Rose Creekers
Greetings, neighbors. Can any of you Rose Creek folks tell me anything about the "Gun Barrel rock" on Cove Mountain above the old Jesse Mitchell place? I'd like to know if anybody recalls where it is, and many thanks in advance. Here's an interesting anecdote about it from Freeman Tilden, who wrote a book about state parks in 1962:
A family named Mitchell had come from Georgia about 1835, and settled on Rose Creek. The few Indians they encountered at that time were migrants, who usually camped at the foot of Petit Jean Mountain. On the side of the mountain was a petroglyph, or what was supposed to be one, which had come to be known as “the gun barrel.” It was “carved deep in a boulder, to perfect dimensions.”
About 1908 the Mitchells, who still lived here, saw the Indians for the last time. They came in the largest caravan the family had ever seen—ten hacks or spring wagons drawn by ponies wearing brilliantly decorated harnesses with buckles of silver. Hitherto, when the Indians visited the mountain, they had been seen making observations from the rock of the gun-barrel petroglyph, and then spending some days in search of the nearby mountainside for something: never finding the object of their hunt, apparently.
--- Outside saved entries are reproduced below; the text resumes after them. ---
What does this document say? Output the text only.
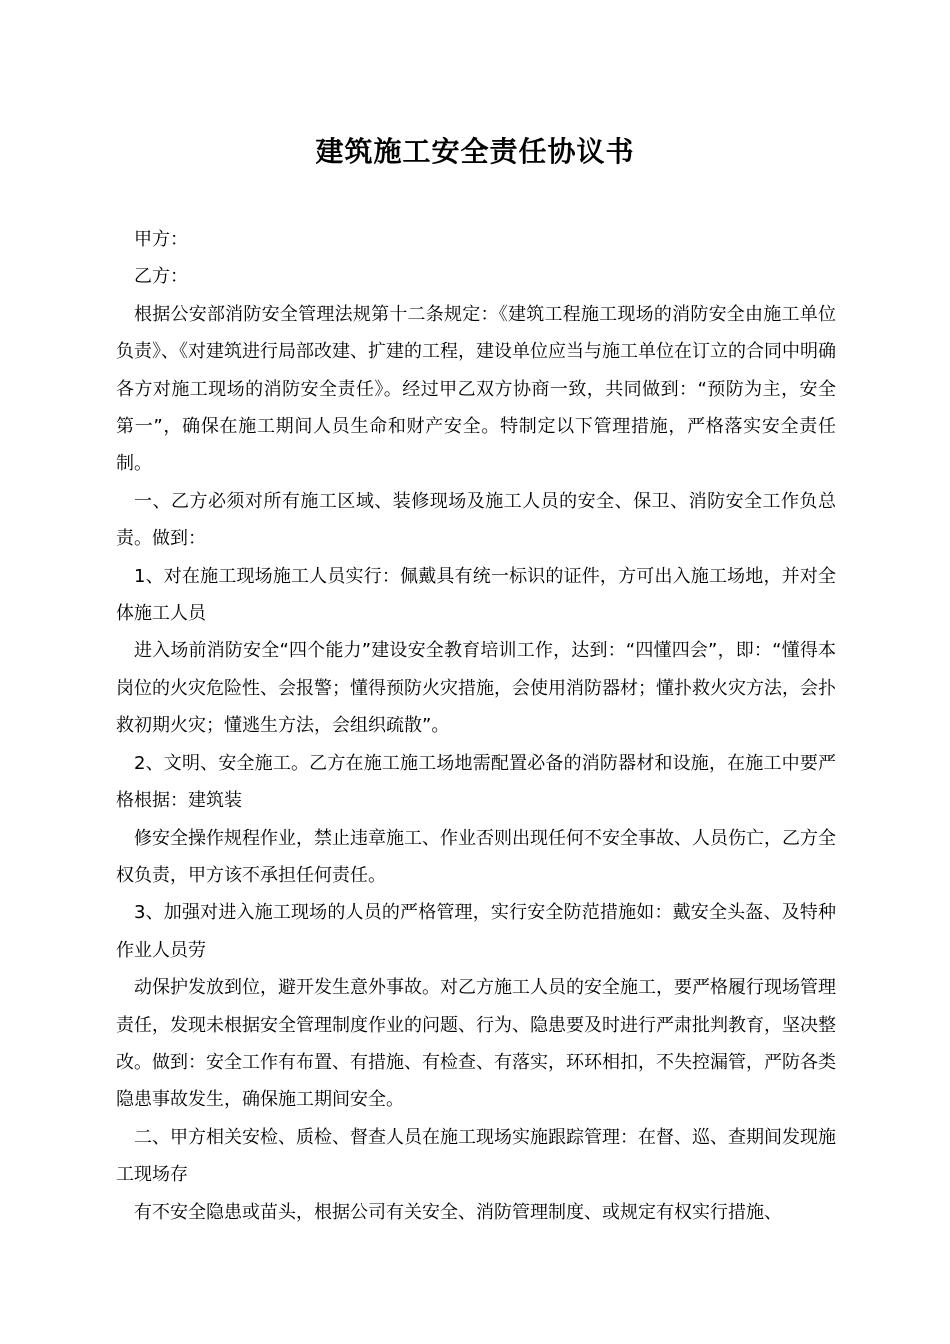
建筑施工安全责任协议书

甲方：

乙方：

根据公安部消防安全管理法规第十二条规定：《建筑工程施工现场的消防安全由施工单位负责》、《对建筑进行局部改建、扩建的工程，建设单位应当与施工单位在订立的合同中明确各方对施工现场的消防安全责任》。经过甲乙双方协商一致，共同做到：“预防为主，安全第一”，确保在施工期间人员生命和财产安全。特制定以下管理措施，严格落实安全责任制。

一、乙方必须对所有施工区域、装修现场及施工人员的安全、保卫、消防安全工作负总责。做到：

1、对在施工现场施工人员实行：佩戴具有统一标识的证件，方可出入施工场地，并对全体施工人员

进入场前消防安全“四个能力”建设安全教育培训工作，达到：“四懂四会”，即：“懂得本岗位的火灾危险性、会报警；懂得预防火灾措施，会使用消防器材；懂扑救火灾方法，会扑救初期火灾；懂逃生方法，会组织疏散”。

2、文明、安全施工。乙方在施工施工场地需配置必备的消防器材和设施，在施工中要严格根据：建筑装

修安全操作规程作业，禁止违章施工、作业否则出现任何不安全事故、人员伤亡，乙方全权负责，甲方该不承担任何责任。

3、加强对进入施工现场的人员的严格管理，实行安全防范措施如：戴安全头盔、及特种作业人员劳

动保护发放到位，避开发生意外事故。对乙方施工人员的安全施工，要严格履行现场管理责任，发现未根据安全管理制度作业的问题、行为、隐患要及时进行严肃批判教育，坚决整改。做到：安全工作有布置、有措施、有检查、有落实，环环相扣，不失控漏管，严防各类隐患事故发生，确保施工期间安全。

二、甲方相关安检、质检、督查人员在施工现场实施跟踪管理：在督、巡、查期间发现施工现场存

有不安全隐患或苗头，根据公司有关安全、消防管理制度、或规定有权实行措施、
On this last visit, the Indians as usual went to the gun-barrel rock and oriented themselves. But this time they also asked questions of the Mitchells. Could the Mitchells remember a giant white oak that once stood at the foot of the mountain? Or could they recall just where there was once a group of trees that stood in the middle of a field?
About a week after the Indians made this final visit, they left camp during the night. The campfire ashes were still warm in the morning, but no trace of the visitors. There had been a full moon that night. Daylight revealed that the visitors had dug a hole in the field not far from the creek—a hole “big enough to hold one of the spring wagons.”